“Os gritos e movimentos daquela massa de jovens empurrados a golpes de cassetete e bombas de gás para a morte por esmagamento diz tudo que é preciso saber sobre as tragédias de nosso tempo”, escreve Paulo Moreira Leite, do Jornalistas pela Democracia
2 de dezembro de 2019
Por Paulo Moreira Leite, para o Jornalistas pela Democracia – Os vídeos sobre o massacre de jovens em Paraisópolis devem ser vistos como aqueles imponentes murais que costumam ser exibidos nos melhores museus do planeta.
Empurrados para a morte por pisoteamento a golpes de cassete, bombas e gás, os gritos e movimentos de sofrimento sem fim daquela massa humana dizem tudo o que é preciso saber sobre as tragédias do Brasil de nosso tempo.
Forçados a matar-se uns aos outros por esmagamento, única forma de tentar escapar da própria morte, jovens pobres do país são conduzidos a um salve-se quem puder aonde nem todos perecem — mas a rigor ninguém se salva. Nem os que tiveram a sorte de permanecer vivos.
Agora que ficou demonstrado que a principal herança do espetáculo da Lava Jato foi um país sem empregos, a economia destruída e um Judiciário partidarizado, cabe reconhecer que neste fim de semana a periferia da maior cidade brasileira caminhou numa treva sem registro nos livros de história.
Atravessamos a fronteira na qual a morte violenta de inocentes torna-se a grande moeda de troca da luta política. Pois era isso — cadáveres — que a PM sabia que iria encontrar quando foi para cima da juventude em Paraisópolis, encurralando centenas, quem sabe milhares, contra o muro e o asfalto de becos sem saída.

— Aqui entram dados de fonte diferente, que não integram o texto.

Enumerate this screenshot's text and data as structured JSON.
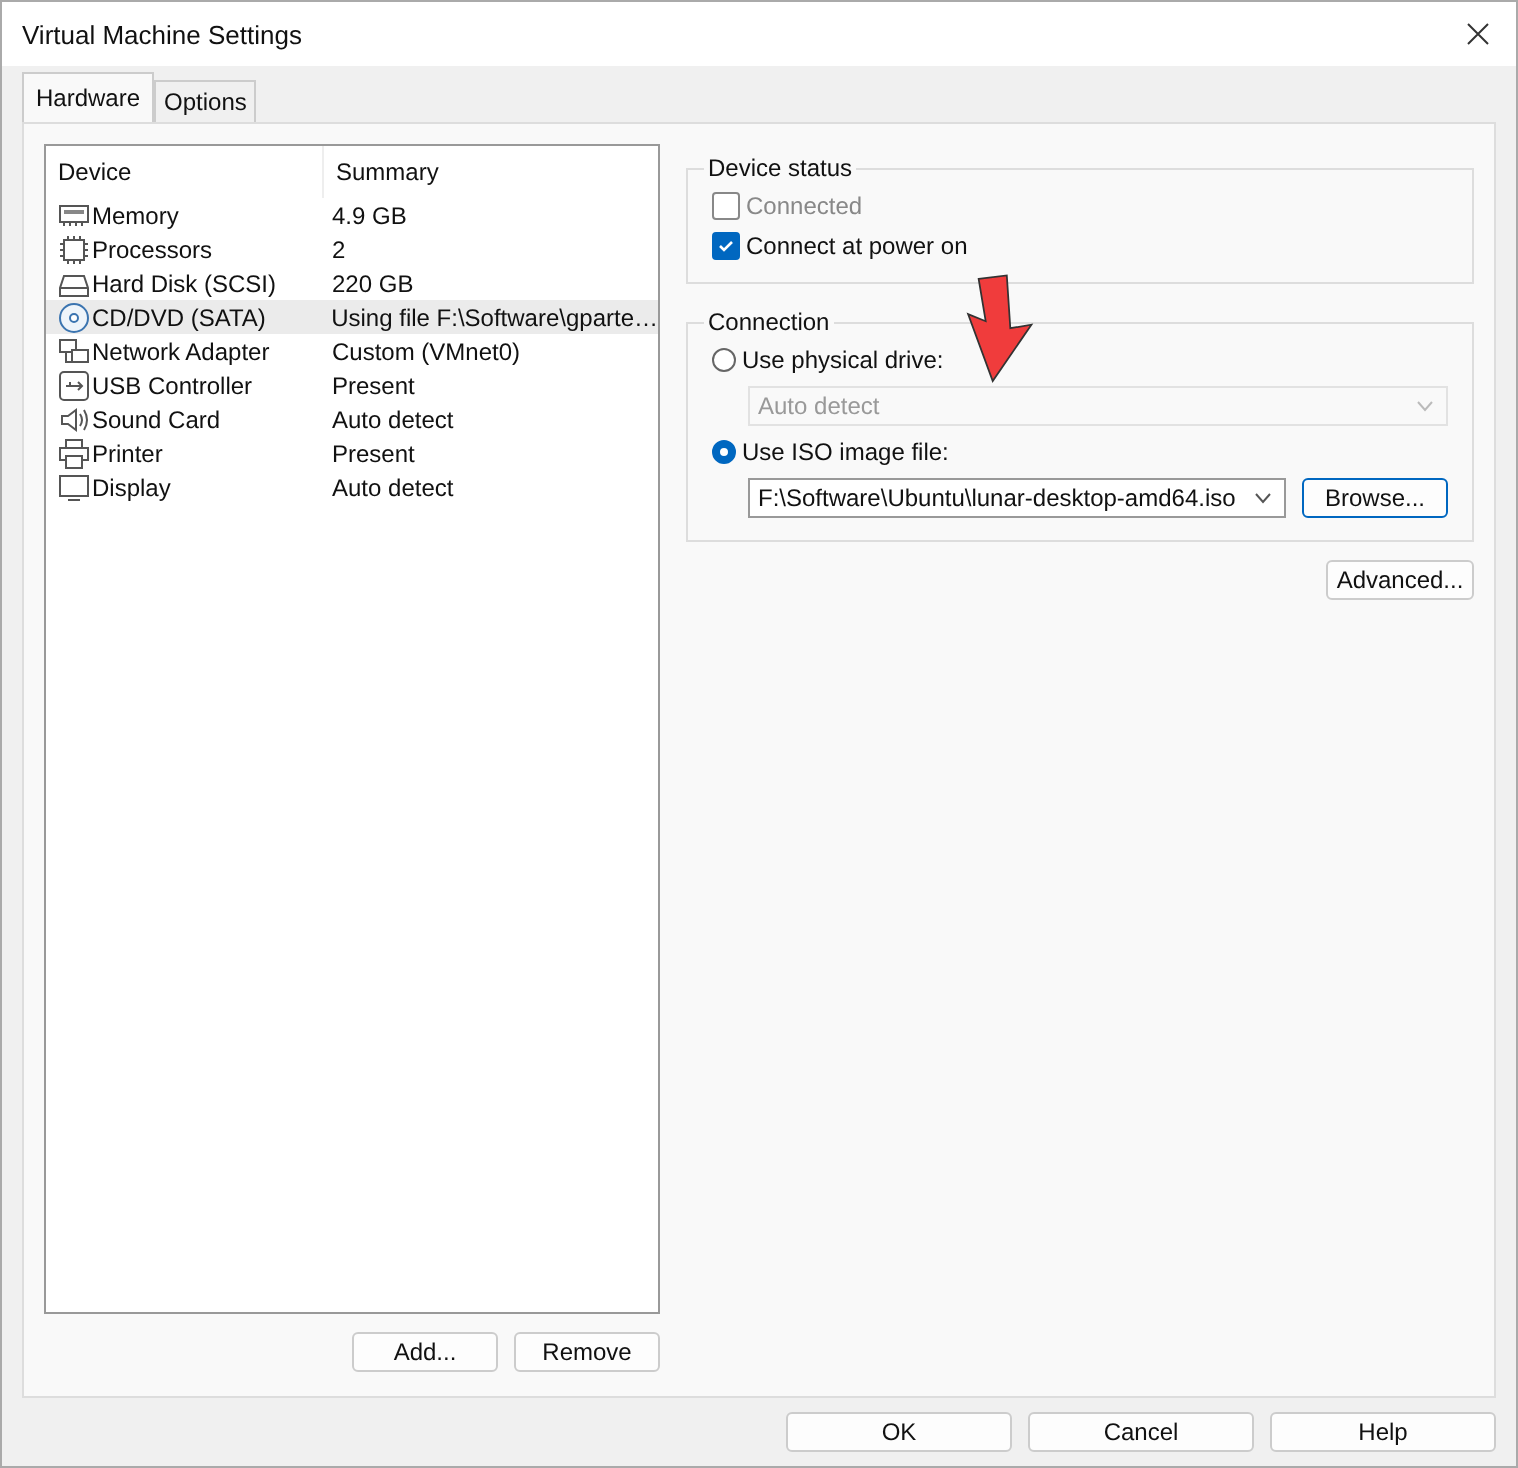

Em nova erosão do Estado Democrático de Direito, os cadáveres empilhados de nove garotos — 14 a 23 anos — valem como troféus num morticínio em praça pública, sem julgamento e sem piedade, a certeza de impunidade absoluta.
Houve uma época em que o Estado brasileiro retirava garotos que residiam em abrigos de menores para executá-los na madrugada.

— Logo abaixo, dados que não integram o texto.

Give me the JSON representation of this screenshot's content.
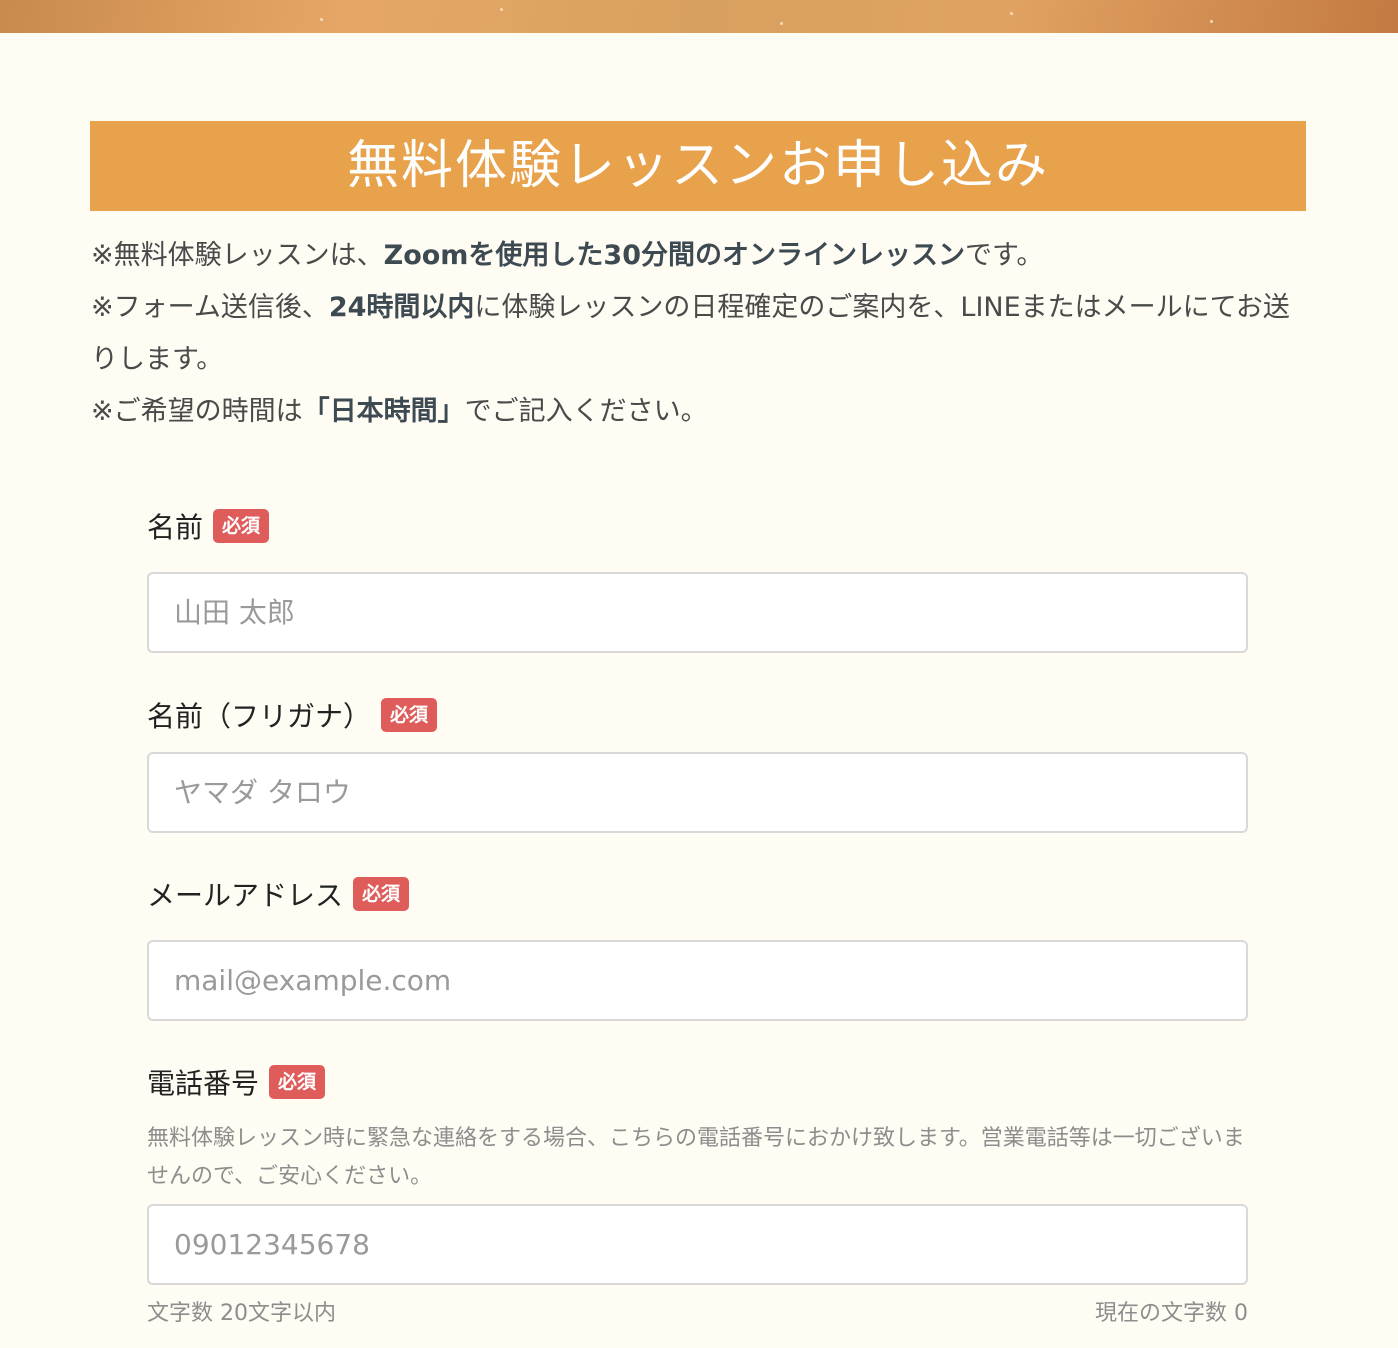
{
  "banner": {
    "title": "無料体験レッスンお申し込み"
  },
  "notes": {
    "line1": {
      "pre": "※無料体験レッスンは、",
      "bold": "Zoomを使用した30分間のオンラインレッスン",
      "post": "です。"
    },
    "line2": {
      "pre": "※フォーム送信後、",
      "bold": "24時間以内",
      "post": "に体験レッスンの日程確定のご案内を、LINEまたはメールにてお送りします。"
    },
    "line3": {
      "pre": "※ご希望の時間は",
      "bold": "「日本時間」",
      "post": "でご記入ください。"
    }
  },
  "required_badge": "必須",
  "form": {
    "name": {
      "label": "名前",
      "placeholder": "山田 太郎",
      "value": ""
    },
    "kana": {
      "label": "名前（フリガナ）",
      "placeholder": "ヤマダ タロウ",
      "value": ""
    },
    "email": {
      "label": "メールアドレス",
      "placeholder": "mail@example.com",
      "value": ""
    },
    "phone": {
      "label": "電話番号",
      "help": "無料体験レッスン時に緊急な連絡をする場合、こちらの電話番号におかけ致します。営業電話等は一切ございませんので、ご安心ください。",
      "placeholder": "09012345678",
      "value": "",
      "limit_text": "文字数 20文字以内",
      "count_text": "現在の文字数 0"
    }
  },
  "colors": {
    "banner": "#e9a24c",
    "badge": "#de5d5b",
    "page_bg": "#fffcf4"
  }
}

Agora, mata-se jovens que tentam ser jovens — o que inclui se divertir, namorar, embrigar-se e cometer transgressões.
Num torneio de morticínios, João Doria e Wilson Witzel, governadores dos mais influentes estados brasileiros, procuram abrir seu caminho no país de Jair Bolsonaro, de quem disputam a herança.
Não há a menor preocupação com a necessidade de cultura dos jovens pobres e pretos.
Nem uma promessa — fugidia que fosse — de esperança de um destino melhor. Vivem largados, entre a pressão do tráfico e a falta de oportunidades reais na vida. Fora isso, nada. Apenas a morte.
Alguma dúvida?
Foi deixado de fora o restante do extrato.